I think that's good, but...

>> By closed date interval, I assume you mean "<time1>--<time2>".  That is
>> mentioned in 8.1 of the manual. It's header is "Time/Date range", but it
>> only talks about dates (no times) including in the example.
>
> Handling of date intervals when TIME1/2 have time specifications is
> undefined behaviour for now. And I am not in favour of making it defined -
> we may consider using this semantics to define repeater intervals with
> end date in future. That would allow what you attempted to do in the
> original email, but using <2023-06-05 Mon 10:30-12:15>--<2023-06-08 Thu>
> semantics. See https://orgmode.org/list/877cxp1fbx.fsf@localhost
>
>> If times are allowed, then the paragraph could include a time example.
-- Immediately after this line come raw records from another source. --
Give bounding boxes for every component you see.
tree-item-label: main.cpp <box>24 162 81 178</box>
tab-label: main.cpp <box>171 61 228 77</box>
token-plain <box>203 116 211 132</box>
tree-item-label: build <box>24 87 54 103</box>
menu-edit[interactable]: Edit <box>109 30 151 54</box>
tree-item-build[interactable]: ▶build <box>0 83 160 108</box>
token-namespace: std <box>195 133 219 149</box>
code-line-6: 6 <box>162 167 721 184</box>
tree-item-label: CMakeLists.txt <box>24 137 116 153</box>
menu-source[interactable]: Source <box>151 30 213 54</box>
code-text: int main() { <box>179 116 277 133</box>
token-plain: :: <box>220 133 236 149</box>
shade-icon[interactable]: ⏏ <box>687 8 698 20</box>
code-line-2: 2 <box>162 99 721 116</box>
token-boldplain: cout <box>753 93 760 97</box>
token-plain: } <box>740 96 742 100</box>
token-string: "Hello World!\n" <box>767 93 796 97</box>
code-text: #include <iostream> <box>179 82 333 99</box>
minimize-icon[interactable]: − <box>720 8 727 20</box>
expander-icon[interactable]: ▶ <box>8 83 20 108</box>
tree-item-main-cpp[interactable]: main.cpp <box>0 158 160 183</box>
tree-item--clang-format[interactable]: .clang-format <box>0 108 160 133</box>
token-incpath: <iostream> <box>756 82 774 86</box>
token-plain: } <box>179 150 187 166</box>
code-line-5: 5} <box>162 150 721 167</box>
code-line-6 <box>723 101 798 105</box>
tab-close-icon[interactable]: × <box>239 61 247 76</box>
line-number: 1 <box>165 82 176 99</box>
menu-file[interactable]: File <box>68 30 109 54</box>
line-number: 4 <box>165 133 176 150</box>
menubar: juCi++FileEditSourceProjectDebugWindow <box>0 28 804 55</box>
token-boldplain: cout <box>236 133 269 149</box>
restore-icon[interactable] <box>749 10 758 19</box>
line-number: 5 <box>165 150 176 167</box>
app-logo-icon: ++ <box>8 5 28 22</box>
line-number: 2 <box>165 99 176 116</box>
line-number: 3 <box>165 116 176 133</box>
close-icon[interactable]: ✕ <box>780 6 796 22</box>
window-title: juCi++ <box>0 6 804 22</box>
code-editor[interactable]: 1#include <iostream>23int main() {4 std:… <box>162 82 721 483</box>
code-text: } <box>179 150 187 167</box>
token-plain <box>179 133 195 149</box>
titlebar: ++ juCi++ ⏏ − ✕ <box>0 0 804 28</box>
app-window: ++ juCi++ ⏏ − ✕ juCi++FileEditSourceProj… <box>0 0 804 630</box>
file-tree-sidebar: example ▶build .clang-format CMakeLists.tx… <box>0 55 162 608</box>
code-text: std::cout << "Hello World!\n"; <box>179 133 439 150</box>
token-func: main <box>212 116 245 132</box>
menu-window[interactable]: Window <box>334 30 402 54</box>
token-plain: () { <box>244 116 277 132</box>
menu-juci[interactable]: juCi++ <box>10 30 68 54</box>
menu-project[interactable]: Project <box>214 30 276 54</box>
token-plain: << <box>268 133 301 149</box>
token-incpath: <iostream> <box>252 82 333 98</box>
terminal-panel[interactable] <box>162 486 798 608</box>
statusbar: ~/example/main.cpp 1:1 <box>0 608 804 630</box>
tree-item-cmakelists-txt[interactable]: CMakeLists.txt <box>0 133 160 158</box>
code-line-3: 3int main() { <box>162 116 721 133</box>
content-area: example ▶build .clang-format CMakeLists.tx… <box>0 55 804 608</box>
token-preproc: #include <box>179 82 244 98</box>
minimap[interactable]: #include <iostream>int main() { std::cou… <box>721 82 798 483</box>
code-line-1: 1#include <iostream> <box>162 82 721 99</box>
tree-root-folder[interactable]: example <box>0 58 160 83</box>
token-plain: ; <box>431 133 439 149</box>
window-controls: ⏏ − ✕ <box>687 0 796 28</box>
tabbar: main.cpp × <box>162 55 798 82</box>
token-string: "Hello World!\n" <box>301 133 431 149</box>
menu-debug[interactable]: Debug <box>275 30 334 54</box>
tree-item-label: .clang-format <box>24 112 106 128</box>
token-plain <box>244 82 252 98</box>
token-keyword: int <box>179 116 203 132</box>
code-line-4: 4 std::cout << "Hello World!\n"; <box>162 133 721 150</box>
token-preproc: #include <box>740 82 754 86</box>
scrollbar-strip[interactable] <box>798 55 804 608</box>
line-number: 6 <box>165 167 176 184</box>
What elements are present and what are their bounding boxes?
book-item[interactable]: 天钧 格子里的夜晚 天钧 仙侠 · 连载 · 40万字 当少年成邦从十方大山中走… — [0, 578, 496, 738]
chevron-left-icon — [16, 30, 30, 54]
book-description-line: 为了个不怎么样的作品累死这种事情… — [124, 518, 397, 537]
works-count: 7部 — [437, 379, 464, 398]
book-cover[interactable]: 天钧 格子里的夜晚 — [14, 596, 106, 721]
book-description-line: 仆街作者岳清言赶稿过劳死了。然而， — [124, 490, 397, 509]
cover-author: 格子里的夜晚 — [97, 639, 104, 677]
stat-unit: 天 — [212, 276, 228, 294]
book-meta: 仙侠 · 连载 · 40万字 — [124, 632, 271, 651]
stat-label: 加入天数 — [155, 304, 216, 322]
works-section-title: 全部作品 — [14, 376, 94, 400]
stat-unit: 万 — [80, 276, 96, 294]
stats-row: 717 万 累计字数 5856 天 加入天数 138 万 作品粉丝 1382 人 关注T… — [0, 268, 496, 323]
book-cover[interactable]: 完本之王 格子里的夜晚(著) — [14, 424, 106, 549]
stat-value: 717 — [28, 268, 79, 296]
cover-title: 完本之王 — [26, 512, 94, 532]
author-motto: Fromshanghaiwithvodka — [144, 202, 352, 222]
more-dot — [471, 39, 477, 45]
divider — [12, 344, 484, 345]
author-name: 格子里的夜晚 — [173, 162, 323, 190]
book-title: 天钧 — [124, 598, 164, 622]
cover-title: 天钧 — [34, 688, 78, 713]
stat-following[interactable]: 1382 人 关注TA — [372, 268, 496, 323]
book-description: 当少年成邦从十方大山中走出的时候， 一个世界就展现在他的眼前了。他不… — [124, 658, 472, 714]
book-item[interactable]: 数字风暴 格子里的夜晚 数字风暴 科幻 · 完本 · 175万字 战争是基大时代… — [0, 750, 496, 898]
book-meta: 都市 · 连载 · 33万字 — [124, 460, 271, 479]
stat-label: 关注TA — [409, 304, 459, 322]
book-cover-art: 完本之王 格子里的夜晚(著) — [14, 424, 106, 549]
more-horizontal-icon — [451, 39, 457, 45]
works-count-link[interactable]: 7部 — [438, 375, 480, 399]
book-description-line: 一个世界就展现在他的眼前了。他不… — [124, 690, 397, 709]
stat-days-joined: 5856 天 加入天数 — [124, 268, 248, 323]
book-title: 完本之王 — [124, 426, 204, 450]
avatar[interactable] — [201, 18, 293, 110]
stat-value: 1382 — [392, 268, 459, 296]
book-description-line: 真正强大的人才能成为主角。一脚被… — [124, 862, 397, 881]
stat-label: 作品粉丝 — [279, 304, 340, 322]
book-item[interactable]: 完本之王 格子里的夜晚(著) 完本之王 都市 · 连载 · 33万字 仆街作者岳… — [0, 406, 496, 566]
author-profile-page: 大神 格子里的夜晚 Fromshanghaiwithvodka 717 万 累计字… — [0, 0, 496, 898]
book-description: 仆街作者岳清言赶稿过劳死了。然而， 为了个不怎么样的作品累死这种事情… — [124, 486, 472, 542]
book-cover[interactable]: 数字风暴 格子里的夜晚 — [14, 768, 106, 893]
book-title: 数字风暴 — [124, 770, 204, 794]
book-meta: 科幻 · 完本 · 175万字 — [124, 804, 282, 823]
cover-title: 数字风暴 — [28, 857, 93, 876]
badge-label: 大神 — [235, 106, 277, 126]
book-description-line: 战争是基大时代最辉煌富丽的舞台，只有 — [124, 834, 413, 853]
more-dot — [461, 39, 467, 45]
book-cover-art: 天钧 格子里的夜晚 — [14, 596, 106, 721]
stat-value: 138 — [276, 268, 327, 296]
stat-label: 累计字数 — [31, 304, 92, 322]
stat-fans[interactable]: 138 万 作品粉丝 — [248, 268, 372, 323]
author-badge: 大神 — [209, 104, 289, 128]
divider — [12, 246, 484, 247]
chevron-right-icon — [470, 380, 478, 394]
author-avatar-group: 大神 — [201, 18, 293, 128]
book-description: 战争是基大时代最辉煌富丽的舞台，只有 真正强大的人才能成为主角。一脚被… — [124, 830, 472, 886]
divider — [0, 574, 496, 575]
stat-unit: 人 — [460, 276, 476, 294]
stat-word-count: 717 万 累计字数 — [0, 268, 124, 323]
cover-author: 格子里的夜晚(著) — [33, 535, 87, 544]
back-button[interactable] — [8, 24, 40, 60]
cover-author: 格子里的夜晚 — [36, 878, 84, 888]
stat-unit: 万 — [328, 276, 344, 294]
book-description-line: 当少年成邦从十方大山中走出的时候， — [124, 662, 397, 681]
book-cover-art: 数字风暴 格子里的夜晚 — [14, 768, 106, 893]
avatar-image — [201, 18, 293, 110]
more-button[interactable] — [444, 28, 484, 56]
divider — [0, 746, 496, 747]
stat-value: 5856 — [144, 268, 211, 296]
>> If not, then the header should be changed and "timestamp" should be
>> changed to "datestamp".
>
> No. The same section talks about time range: <2006-11-02 Thu 10:00-12:00>
>
> "Timestamp" is the general term we use. We make it explicit in the
> parent section that timestamps may or may not have time specification:
>
>     A timestamp is a specification of a date (possibly with a time) in a
>     special format, either =<2003-09-16 Tue>= or
>     =<2003-09-16 Tue 09:39>=

Maybe I'm not explicit enough.  In section 8.1 of the Org 9.6 manual is
a subsection "Time/Date Range" that *implies* times are supported in
ranges by the use of words "time" and "timestamp" when, above, you're
saying they are undefined (unsupported?) for now.  I'm merely saying
adjust the manual to remove the implication.